Sunday, September 24, 2006

From the Revolving Door Files

Via the Boston Herald:

Hub gangsters are driving the staggering number of shootings on city streets this year - with 70 percent of the victims identified by Boston police as members or associates of street gangs. That astonishing figure has left city cops grappling with a low clearance rate on gunfire cases and prompted officials to add more detectives to neighborhoods hardest hit by bullets.


As opposed to adding more inmates to the state's prisons populations, I'm guessing.

Read on.

[Dunford] also points to the Suffolk County District Attorney'’s Office Gun Court, which began six months ago as a way to streamline firearms cases that would often become stagnant in court and eventually be dismissed.

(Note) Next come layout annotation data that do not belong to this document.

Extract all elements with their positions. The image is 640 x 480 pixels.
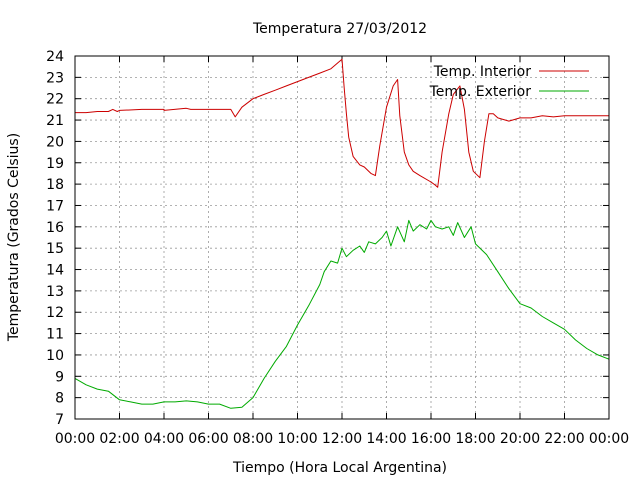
grid-lines xyxy=(75,56,609,419)
y-tick-label: 7 xyxy=(55,412,64,428)
chart-title: Temperatura 27/03/2012 xyxy=(252,21,427,37)
x-tick-label: 16:00 xyxy=(411,431,451,447)
y-tick-labels: 7 8 9 10 11 12 13 14 15 16 17 18 19 20 21 22 23 24 xyxy=(46,49,64,428)
plot-frame xyxy=(74,55,610,420)
y-tick-label: 23 xyxy=(46,70,64,86)
y-tick-label: 19 xyxy=(46,156,64,172)
axis-ticks xyxy=(74,55,610,420)
y-tick-label: 24 xyxy=(46,49,64,65)
y-tick-label: 18 xyxy=(46,177,64,193)
y-tick-label: 9 xyxy=(55,369,64,385)
x-tick-label: 18:00 xyxy=(455,431,495,447)
legend-label-exterior: Temp. Exterior xyxy=(429,84,532,100)
x-tick-labels: 00:00 02:00 04:00 06:00 08:00 10:00 12:00 14:00… xyxy=(55,431,629,447)
series-line-exterior xyxy=(74,219,610,409)
x-tick-label: 00:00 xyxy=(589,431,629,447)
y-tick-label: 13 xyxy=(46,284,64,300)
series-line-interior xyxy=(75,58,609,188)
y-tick-label: 16 xyxy=(46,220,64,236)
x-tick-label: 22:00 xyxy=(544,431,584,447)
x-tick-label: 10:00 xyxy=(277,431,317,447)
x-tick-label: 20:00 xyxy=(500,431,540,447)
x-tick-label: 06:00 xyxy=(188,431,228,447)
y-tick-label: 11 xyxy=(46,327,64,343)
y-tick-label: 8 xyxy=(55,391,64,407)
x-tick-label: 08:00 xyxy=(233,431,273,447)
legend-label-interior: Temp. Interior xyxy=(433,64,532,80)
y-tick-label: 12 xyxy=(46,305,64,321)
x-axis-label: Tiempo (Hora Local Argentina) xyxy=(232,460,447,476)
y-tick-label: 17 xyxy=(46,198,64,214)
series-lines xyxy=(74,58,610,409)
x-tick-label: 04:00 xyxy=(144,431,184,447)
y-tick-label: 22 xyxy=(46,92,64,108)
y-tick-label: 14 xyxy=(46,263,64,279)
x-tick-label: 14:00 xyxy=(366,431,406,447)
y-tick-label: 15 xyxy=(46,241,64,257)
y-tick-label: 21 xyxy=(46,113,64,129)
y-axis-label: Temperatura (Grados Celsius) xyxy=(6,133,22,342)
legend: Temp. Interior Temp. Exterior xyxy=(429,64,589,100)
y-tick-label: 10 xyxy=(46,348,64,364)
y-tick-label: 20 xyxy=(46,134,64,150)
x-tick-label: 02:00 xyxy=(99,431,139,447)
x-tick-label: 12:00 xyxy=(322,431,362,447)
x-tick-label: 00:00 xyxy=(55,431,95,447)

Cases such as that of Andy Fernandes, 25, of Dorchester. Fernandes was shot earlier this year and refused to cooperate with investigators after he was wounded.

But cops suspect that Fernandes himself has been a triggerman in several unsolved shootings, according to BPD sources. Prosecutors said he has been busted for carrying a loaded firearm five times over the past seven years.


The defense rests.

So, shootings are up, arrests are down, and in those rare instances where an arrest is followed by a conviction and an actual prison sentence, these violent gang members are being sent back to the streets, seemingly before they even have a chance to muss up the sheets on their prison bunks.

Stop me if you've heard this one before.

"Yeah, but, if only we had a "One Gun a Month" restriction on purchases by licensed gun owners in Massachusetts, or a 15-day waiting period to purchase. Now, that would teach these violent, incorrigible felons a lesson they'd never forget."

No matter how many times I type words to this effect, I'm amazed that there are still people in this country who honestly believe, deep within their hearts, that sparing these "misunderstood youth" the "indignity" of real prison time, while at the same time depriving the law-abiding citizenry of the right to legal, effective self-defense, is sound, "progressive" social policy.